Par Prosper Buhuru
Une coalition de 81 organisations de la société civile réunies au sein de la Mobilisation pour la Sauvegarde de la Souveraineté et de l’Autonomie Congolaise (MOSSAC) a exprimé, dimanche 15 mars 2026, ses préoccupations au sujet des accords conclus entre la République démocratique du Congo, les États-Unis et le Rwanda, communément appelés « Accords de Washington ».
Dans un communiqué de presse, cette coalition d’organisations congolaises estime que ces accords, signés en décembre 2025, soulèvent plusieurs préoccupations liées à la souveraineté nationale, à la sécurité et à la gestion des ressources naturelles du pays.
Selon le document, trois textes composent ces accords. Le premier, présenté comme un accord de paix entre la RDC et le Rwanda, vise à favoriser la stabilisation dans les zones affectées par le conflit. Le second établit un cadre d’intégration économique régionale permettant une exploitation conjointe de certaines ressources. Le troisième, conclu entre la RDC et les États-Unis, porte sur un partenariat stratégique prévoyant notamment l’identification de projets miniers liés au coltan, au cuivre, au manganèse et à l’or.
La coalition affirme soutenir toute initiative susceptible de favoriser la paix dans l’est du pays, mais estime que plusieurs dispositions de ces accords nécessitent des garanties supplémentaires pour préserver les intérêts de la RDC.
Parmi ses principales revendications, MOSSAC appelle le Gouvernement congolais à suspendre toute mise en œuvre des dispositions relatives à l’exploitation des ressources naturelles tant que les zones occupées ne seront pas libérées et que les sites miniers ne seront pas restitués à leurs propriétaires légitimes.
La coalition demande également au Parlement congolais de conditionner l’application de certains volets des accords au respect préalable de la résolution 2773 du Conseil de sécurité des Nations unies adoptée en février 2025, ainsi qu’au rétablissement d’une gouvernance constitutionnelle dans les territoires concernés.

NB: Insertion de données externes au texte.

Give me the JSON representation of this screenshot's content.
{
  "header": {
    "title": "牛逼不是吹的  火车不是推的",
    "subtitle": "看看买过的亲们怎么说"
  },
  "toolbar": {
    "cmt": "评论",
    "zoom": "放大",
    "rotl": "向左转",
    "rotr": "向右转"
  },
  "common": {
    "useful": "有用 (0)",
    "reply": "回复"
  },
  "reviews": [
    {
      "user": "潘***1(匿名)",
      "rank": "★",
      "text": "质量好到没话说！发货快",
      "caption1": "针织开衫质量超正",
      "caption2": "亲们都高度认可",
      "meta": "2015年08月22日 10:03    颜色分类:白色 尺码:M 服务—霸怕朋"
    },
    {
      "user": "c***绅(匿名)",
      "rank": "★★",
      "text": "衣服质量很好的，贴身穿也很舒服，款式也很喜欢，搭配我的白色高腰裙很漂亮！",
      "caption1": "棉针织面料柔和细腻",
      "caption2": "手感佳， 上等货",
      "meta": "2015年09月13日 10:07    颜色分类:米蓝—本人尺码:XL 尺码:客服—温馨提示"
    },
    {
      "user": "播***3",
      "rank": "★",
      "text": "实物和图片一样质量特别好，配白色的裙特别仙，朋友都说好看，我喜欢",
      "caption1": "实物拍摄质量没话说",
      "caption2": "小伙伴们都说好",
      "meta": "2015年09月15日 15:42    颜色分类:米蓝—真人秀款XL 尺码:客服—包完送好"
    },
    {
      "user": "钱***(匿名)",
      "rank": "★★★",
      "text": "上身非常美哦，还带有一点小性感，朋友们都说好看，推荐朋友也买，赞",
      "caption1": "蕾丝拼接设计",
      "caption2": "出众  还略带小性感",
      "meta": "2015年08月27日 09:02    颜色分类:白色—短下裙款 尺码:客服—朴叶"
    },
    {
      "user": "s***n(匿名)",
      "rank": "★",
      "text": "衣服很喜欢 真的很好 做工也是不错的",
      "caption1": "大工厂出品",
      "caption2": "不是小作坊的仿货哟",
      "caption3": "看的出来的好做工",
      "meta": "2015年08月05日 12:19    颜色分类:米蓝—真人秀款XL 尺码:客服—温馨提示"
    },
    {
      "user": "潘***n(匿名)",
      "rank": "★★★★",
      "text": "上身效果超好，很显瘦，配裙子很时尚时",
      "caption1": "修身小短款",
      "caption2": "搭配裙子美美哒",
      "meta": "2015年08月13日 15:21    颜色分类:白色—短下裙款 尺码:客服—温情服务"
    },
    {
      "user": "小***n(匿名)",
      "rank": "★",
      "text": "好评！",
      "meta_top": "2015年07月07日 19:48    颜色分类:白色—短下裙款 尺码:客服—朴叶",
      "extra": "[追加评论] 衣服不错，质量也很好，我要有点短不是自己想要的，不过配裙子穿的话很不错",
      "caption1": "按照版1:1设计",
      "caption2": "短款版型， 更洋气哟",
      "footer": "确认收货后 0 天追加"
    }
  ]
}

Les organisations signataires plaident, par ailleurs, pour une révision du partenariat stratégique conclu avec les États-Unis, afin de garantir que les décisions concernant les politiques minières, économiques et législatives demeurent sous l’autorité des institutions congolaises.

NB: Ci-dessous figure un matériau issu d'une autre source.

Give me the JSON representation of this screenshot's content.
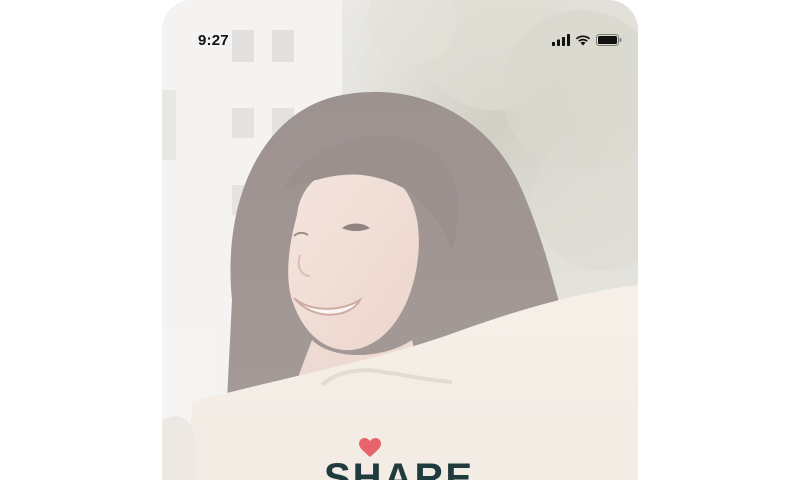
{
  "status_bar": {
    "time": "9:27",
    "icons": [
      "cellular-signal-icon",
      "wifi-icon",
      "battery-icon"
    ]
  },
  "hero": {
    "description_hidden": true
  },
  "brand": {
    "logo_text": "SHARE",
    "accent_color": "#e8646c",
    "text_color": "#1f3b3d"
  }
}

Dans le même communiqué, la coalition propose la création d’un tribunal spécifique chargé de documenter et de poursuivre les crimes de guerre, les crimes contre l’humanité et les violations des droits humains liés au conflit dans l’est du pays. Une telle structure pourrait, selon elle, transmettre certains dossiers à la Cour pénale internationale ou à la Cour internationale de Justice.

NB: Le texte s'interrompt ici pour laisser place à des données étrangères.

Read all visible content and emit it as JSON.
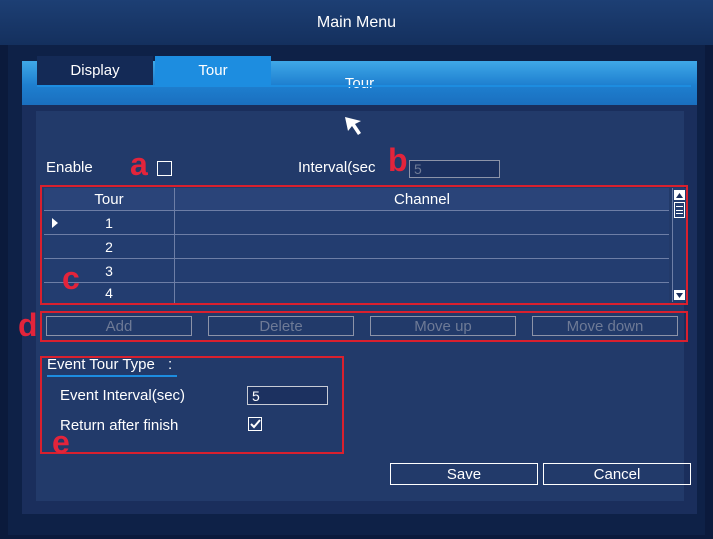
{
  "window": {
    "title": "Main Menu"
  },
  "dialog": {
    "title": "Tour"
  },
  "tabs": [
    {
      "label": "Display",
      "active": false
    },
    {
      "label": "Tour",
      "active": true
    }
  ],
  "enable": {
    "label": "Enable",
    "checked": false
  },
  "interval": {
    "label": "Interval(sec",
    "value": "5"
  },
  "table": {
    "headers": [
      "Tour",
      "Channel"
    ],
    "rows": [
      {
        "tour": "1",
        "channel": ""
      },
      {
        "tour": "2",
        "channel": ""
      },
      {
        "tour": "3",
        "channel": ""
      },
      {
        "tour": "4",
        "channel": ""
      }
    ]
  },
  "actions": {
    "add": "Add",
    "delete": "Delete",
    "move_up": "Move up",
    "move_down": "Move down"
  },
  "event_tour": {
    "title": "Event Tour Type",
    "colon": ":",
    "interval_label": "Event Interval(sec)",
    "interval_value": "5",
    "return_label": "Return after finish",
    "return_checked": true
  },
  "footer": {
    "save": "Save",
    "cancel": "Cancel"
  },
  "markers": {
    "a": "a",
    "b": "b",
    "c": "c",
    "d": "d",
    "e": "e"
  },
  "colors": {
    "accent": "#1d8de0",
    "annotation": "#d9202e",
    "background": "#1a2e5c"
  },
  "icons": {
    "cursor": "cursor-arrow-icon",
    "check": "checkmark-icon",
    "scroll_up": "scroll-up-icon",
    "scroll_down": "scroll-down-icon",
    "row_pointer": "row-pointer-icon"
  }
}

Enfin, MOSSAC appelle à la mise en place de comités citoyens de suivi dans plusieurs provinces de l’est, notamment le Nord-Kivu, le Sud-Kivu et l’Ituri, afin de surveiller la mise en œuvre des engagements pris dans le cadre de ces accords. La coalition estime également que les textes devraient être traduits dans les langues nationales, afin de permettre une meilleure compréhension par la population.
À travers cette prise de position, les organisations signataires affirment vouloir contribuer au débat national sur les conditions d’une paix durable, fondée sur la sécurité, la justice, la responsabilité et le respect de la souveraineté de la RDC.